Com antigos e actuais remadores do Sporting Club Caminhense a fazerem guarda de honra e a acompanharem o funeral de Humberto Fernando Maia Lima, que foi a sepultar na tarde da passada Segunda-feira no cemitério de Seixas,conforme o avanço informativo enviado aos assinantes do C@2000 no Domingo, despareceu o segundo sócio deste clube de remo que contava no seu historial de dedicação a esta agremiação desportiva o maior número de presidências, tendo igualado Manuel Augusto Fernandes, fundador e primeiro presidente do clube criado a 14 de Dezembro de 1926.
O cortejo fúnebre saiu da Igreja Paroquial de Seixas, após celebração de missa de corpo presente, acompanhado por amigos e pessoas ligadas ao mundo do remo, com o presidente do Caminhense a empunhar o respectivo estandarte.

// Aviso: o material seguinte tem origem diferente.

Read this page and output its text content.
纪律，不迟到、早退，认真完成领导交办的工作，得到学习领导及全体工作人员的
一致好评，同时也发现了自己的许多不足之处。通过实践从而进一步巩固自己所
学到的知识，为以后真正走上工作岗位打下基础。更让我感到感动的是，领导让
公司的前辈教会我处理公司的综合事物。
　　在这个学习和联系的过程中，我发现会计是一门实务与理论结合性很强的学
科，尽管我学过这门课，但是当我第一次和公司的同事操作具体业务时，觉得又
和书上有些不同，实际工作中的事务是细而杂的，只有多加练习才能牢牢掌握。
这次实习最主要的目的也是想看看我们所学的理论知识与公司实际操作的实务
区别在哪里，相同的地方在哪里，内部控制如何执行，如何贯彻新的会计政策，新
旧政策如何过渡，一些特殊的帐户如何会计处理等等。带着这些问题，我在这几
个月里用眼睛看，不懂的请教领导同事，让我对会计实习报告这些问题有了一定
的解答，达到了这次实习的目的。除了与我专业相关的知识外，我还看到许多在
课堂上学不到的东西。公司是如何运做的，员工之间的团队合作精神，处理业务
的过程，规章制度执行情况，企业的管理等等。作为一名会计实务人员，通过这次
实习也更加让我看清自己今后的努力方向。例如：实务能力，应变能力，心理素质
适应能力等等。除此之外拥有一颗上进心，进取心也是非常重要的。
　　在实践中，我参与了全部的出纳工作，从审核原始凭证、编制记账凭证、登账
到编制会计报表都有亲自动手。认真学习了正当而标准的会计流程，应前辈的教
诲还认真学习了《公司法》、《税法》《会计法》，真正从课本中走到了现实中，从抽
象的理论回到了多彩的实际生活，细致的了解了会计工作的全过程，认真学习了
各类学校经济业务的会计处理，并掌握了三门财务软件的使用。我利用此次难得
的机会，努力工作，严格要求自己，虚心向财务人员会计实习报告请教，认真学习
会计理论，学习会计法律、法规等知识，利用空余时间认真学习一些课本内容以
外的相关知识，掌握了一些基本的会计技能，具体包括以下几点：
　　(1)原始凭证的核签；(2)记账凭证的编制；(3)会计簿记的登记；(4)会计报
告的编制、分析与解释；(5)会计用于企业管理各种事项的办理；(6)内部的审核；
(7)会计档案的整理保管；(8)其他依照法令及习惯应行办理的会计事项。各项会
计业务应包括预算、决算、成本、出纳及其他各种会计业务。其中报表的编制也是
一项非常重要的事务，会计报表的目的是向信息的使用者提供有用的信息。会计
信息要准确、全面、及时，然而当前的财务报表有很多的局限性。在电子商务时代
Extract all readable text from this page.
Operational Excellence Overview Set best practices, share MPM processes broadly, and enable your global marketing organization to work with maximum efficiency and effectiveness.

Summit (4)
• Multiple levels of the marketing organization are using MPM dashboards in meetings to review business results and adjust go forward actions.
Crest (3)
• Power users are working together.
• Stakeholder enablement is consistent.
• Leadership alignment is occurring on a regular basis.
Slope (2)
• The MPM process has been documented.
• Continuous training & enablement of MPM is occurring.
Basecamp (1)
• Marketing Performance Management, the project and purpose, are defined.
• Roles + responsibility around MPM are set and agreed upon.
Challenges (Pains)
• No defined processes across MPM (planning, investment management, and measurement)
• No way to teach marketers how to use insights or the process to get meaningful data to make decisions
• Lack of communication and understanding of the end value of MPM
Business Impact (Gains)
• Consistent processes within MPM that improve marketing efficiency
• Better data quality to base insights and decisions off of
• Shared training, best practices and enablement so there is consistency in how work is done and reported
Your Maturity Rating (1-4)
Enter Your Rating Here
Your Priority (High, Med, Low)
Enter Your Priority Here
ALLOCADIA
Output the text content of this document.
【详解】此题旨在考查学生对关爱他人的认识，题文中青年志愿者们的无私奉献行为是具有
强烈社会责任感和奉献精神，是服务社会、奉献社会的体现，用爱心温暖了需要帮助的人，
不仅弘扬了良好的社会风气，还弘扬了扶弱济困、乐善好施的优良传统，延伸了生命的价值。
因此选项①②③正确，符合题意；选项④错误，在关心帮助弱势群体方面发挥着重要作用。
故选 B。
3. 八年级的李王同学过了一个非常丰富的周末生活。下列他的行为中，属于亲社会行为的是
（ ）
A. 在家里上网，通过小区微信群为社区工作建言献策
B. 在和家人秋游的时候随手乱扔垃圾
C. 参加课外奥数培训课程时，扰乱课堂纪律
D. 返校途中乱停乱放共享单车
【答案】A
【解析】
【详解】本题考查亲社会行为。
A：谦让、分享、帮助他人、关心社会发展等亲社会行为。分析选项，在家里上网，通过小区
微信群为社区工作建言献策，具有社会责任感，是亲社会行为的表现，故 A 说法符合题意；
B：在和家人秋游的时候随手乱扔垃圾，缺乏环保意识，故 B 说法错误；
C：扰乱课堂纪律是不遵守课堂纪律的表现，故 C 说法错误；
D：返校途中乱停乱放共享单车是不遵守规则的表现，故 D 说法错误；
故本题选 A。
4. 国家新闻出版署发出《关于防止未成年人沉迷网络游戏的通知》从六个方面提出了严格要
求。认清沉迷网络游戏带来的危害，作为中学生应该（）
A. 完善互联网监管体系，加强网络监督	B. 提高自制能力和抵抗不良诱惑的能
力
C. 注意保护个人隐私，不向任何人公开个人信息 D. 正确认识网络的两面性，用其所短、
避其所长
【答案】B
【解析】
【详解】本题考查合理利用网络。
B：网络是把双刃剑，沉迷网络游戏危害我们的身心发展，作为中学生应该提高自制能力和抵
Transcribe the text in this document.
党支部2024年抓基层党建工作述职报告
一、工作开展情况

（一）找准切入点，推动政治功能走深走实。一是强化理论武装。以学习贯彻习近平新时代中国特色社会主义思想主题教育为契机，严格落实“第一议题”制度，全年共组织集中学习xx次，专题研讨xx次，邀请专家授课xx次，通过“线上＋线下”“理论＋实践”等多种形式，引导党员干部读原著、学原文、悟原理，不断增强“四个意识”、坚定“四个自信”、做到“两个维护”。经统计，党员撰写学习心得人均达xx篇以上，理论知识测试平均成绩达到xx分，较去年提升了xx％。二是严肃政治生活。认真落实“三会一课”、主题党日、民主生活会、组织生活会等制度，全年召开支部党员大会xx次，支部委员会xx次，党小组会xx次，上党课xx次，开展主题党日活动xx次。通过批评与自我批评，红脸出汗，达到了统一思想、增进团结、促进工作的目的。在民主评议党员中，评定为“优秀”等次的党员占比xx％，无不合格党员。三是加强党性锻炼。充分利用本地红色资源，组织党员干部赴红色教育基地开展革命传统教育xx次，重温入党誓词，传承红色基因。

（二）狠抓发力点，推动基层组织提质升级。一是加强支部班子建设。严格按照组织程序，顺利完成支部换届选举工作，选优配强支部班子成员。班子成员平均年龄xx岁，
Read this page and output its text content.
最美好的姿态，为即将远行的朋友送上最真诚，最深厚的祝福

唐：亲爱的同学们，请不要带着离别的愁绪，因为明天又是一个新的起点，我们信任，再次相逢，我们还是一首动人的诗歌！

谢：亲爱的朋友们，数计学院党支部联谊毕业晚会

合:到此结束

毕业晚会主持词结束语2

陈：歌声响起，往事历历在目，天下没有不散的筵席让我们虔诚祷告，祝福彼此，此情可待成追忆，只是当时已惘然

"Aparecia lá todos os dias"
Albino Gaio, ligado ao Infante D. Henrique e à parte técnica da Federação Portuguesa de Remo, na altura em que Humberto Lima era vice-presdente, foi um dos que quis dar o último adeus a um amigo com quem privou de perto na estrutura federativa, conforme o próprio nos referiu, quando foi convidado a "ficar com a selecção de juniores, quando Humberto Lima era o responsável pelo Alto Rendimento na FPR", recordando que os estágios tinham lugar na Senhora da Cabeça, em Valença, e "o senhor Lima aparecia lá todos os dias para verificar se precisávamos de alguma coisa e a dar sempre apoio como director".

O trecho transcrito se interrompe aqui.